How this ever more dangerous standoff between Russia and the West over Ukraine will play out we do not know. We are witnesses of a merciless conquest, which we will try to match with yet more US weapons, military consultants, intelligence and aerial surveillance for the nationalists, which have a legitimate right to stand up to aggression. Russia’s nuclear drill in February is a symbol for the risks of dealing with Mad Dog Putin.

With Russia whacked to pariah-status akin to Iran and North Korea, we have to expect Russian counter-measures, which will range from a stop of Russian natural gas supplies to Europe and far-reaching import bans to the expropriation of Western industrial assets in the RF. Think of BP’s 20 per cent ownership of Rosneft, western retail banking of Raiffeisen or UniCredit in Russia, or Renault’s manufacturing sites in the Russian Federation.

The crux for us retail investors are not only the primary effects of each measure, which are damaging enough, but the hard-to-gauge secondary effects, which we tend to ignore.

I have never owned Russian shares, with the short-term exception of Gazprom, which I held for a while when its stock was ridiculously cheap and I still misjudged how Gazprom was anything but a commercial enterprise. I always believed that retail shareholders in Russia, like in China, were not investors but gamblers, riding a rigged market. Russian corporations, aided by crisis exchange rates, could again become luring investments now, with P/Es in the lower single digits. But embargo acts will make sure that we’ll have to give it a pass.

I have always invested in RF corporate bonds, as Russian issuers were paying slightly higher coupons despite their moderate leverage and low credit risk. With hindsight I am lucky to have given Russian sovereign debt a pass. But even corporate bonds, from Lukoil to Norilsk Nickel, are now valued as if they had defaulted already. This will be tough for pension funds and insurers which in their search for yield had shared my thinking.

It is the secondary effects though, which will be unexpected and painful.

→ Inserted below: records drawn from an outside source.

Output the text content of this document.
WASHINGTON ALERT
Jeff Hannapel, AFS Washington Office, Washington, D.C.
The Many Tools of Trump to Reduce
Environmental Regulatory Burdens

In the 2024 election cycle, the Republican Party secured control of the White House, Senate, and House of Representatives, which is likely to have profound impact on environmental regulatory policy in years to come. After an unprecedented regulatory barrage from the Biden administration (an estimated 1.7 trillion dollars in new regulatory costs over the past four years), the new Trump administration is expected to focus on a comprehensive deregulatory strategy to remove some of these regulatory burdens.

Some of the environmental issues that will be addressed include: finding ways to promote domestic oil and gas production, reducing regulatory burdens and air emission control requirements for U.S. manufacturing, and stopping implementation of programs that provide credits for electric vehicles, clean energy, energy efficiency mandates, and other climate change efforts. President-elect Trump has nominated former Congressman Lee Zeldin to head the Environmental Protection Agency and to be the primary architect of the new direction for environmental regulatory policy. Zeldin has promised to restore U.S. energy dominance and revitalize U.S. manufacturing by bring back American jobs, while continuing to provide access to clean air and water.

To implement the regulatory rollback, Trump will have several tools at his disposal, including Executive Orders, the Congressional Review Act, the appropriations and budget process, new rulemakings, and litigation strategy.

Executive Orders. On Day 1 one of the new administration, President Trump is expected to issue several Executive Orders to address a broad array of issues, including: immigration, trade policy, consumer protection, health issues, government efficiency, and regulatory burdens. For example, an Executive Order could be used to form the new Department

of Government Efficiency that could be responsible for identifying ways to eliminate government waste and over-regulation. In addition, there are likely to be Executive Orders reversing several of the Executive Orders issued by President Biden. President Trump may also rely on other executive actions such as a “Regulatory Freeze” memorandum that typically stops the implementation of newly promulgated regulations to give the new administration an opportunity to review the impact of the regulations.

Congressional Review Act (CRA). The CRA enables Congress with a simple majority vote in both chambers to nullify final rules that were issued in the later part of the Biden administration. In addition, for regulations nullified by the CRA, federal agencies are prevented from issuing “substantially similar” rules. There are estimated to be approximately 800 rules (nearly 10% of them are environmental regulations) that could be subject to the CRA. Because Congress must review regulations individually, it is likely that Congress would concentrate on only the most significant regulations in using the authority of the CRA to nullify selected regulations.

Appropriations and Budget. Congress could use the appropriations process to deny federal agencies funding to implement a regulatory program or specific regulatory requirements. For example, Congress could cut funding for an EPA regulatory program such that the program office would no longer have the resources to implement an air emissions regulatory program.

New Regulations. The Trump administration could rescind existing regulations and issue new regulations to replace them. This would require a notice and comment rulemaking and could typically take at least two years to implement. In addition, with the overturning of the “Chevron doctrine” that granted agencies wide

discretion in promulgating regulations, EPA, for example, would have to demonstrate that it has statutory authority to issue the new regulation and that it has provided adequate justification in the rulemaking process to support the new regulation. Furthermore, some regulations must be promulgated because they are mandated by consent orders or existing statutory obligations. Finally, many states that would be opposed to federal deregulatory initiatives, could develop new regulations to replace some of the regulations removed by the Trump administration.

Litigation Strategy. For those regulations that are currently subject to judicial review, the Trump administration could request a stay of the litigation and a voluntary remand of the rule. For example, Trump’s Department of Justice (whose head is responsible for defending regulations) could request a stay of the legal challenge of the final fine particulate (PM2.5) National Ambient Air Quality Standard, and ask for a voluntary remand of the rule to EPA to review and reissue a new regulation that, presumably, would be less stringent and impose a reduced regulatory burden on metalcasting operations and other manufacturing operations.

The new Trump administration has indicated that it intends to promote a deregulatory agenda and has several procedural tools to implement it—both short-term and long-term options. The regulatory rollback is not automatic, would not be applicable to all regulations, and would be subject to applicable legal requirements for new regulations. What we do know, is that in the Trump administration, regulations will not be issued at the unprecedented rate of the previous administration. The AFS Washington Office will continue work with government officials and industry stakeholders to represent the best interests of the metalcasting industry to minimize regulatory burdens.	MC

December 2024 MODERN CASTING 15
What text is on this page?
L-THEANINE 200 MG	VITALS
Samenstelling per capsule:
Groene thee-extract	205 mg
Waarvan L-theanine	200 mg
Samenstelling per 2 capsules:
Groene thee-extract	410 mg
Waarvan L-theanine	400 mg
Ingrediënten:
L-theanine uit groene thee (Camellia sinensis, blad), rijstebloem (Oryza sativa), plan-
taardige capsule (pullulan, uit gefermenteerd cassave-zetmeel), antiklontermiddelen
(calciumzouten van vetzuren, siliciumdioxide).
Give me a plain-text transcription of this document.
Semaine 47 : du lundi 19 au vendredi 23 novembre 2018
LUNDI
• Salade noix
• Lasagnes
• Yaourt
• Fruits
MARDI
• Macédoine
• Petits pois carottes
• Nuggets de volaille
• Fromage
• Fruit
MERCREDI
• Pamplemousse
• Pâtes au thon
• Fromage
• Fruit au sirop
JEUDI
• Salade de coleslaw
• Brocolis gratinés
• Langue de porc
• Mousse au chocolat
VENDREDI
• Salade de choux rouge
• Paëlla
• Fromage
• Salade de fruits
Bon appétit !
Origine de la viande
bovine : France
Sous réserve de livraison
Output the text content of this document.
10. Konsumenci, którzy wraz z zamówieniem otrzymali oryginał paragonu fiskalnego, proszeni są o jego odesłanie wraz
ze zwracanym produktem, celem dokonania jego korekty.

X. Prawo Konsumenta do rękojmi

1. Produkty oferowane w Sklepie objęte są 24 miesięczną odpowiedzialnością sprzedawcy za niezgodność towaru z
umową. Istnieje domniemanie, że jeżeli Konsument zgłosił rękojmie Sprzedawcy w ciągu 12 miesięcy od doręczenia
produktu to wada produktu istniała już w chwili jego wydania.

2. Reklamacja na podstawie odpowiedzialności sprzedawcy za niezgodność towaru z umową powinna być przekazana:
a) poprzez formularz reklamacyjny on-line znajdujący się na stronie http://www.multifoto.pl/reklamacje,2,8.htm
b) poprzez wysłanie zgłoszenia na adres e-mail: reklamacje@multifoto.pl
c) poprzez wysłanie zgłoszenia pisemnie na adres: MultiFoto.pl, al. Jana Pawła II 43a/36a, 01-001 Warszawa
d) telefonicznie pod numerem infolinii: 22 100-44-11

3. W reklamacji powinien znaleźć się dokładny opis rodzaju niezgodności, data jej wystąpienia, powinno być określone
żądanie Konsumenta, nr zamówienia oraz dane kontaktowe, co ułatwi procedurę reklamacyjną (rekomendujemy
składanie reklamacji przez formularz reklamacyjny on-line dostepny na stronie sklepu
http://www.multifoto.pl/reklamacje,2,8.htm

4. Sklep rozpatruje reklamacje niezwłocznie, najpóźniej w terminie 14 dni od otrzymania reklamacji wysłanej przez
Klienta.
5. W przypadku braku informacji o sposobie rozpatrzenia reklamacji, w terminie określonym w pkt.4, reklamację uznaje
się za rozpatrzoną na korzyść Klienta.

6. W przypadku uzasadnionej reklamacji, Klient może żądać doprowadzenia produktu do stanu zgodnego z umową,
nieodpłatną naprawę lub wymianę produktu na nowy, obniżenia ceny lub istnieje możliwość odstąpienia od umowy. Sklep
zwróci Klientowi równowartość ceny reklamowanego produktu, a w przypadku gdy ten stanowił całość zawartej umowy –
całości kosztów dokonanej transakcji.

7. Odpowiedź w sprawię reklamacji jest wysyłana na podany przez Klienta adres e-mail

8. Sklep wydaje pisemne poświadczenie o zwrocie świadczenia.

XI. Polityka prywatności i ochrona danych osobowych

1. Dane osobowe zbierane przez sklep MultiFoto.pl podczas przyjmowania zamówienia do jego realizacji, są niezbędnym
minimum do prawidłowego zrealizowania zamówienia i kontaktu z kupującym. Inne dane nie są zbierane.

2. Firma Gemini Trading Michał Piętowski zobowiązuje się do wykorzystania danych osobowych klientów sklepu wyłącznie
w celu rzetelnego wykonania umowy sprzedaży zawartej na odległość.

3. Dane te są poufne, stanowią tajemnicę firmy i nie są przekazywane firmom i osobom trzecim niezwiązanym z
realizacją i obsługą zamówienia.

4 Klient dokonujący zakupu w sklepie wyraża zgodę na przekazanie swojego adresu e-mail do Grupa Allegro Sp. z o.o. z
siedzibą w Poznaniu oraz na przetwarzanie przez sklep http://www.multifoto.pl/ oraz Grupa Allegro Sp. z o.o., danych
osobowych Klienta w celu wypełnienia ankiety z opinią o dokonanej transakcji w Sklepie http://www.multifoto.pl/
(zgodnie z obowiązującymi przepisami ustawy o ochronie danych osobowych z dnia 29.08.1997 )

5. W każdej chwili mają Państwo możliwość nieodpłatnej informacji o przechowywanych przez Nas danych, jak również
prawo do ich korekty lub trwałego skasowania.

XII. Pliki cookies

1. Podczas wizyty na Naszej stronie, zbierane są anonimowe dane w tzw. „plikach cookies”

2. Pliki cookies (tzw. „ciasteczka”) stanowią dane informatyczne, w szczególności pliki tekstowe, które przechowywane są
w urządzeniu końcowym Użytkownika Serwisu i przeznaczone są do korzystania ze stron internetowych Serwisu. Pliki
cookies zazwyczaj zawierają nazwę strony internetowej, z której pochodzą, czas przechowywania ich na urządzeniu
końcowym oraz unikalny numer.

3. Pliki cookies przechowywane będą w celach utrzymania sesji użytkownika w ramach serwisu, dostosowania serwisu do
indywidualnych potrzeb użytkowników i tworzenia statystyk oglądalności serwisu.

Manufacturers in Europe, and in consequence globally, will suffer a crushing supply shock. Commodity prices, from fertilisers to metals, from fuels to chemicals will skyrocket. Inflation, already let lose by the distortions of the pandemic, will resemble the deficit situation of a war economy, with prices becoming totally unhinged. The trust in our financial architecture will be shattered.

Disturbing in all this is the asymmetry of our embargoes. While “fortress” Russia, the world’s biggest repository of raw materials, will export all it has to offer to China, shrinking to the size of a junior partner, we will see corporate upheaval, ruinous stagnation and rampant inflation.

The Russian public, admittedly, will not be pleased to see their vacations to Europe curtailed, their shelves emptied, their savings worthless and their eco­nomy crippled. And they will be saddened to see themselves at war with a nation so close to their heart. But then, Putin and his cronies had never much empathy for their own people, and they know how to control them by force. A fortress, we may recall, can easily double as a prison.

The purpose of this column is to broaden readers’ general financial knowledge and it should not be interpreted as presenting investment advice, or advice on the buying and selling of financial products.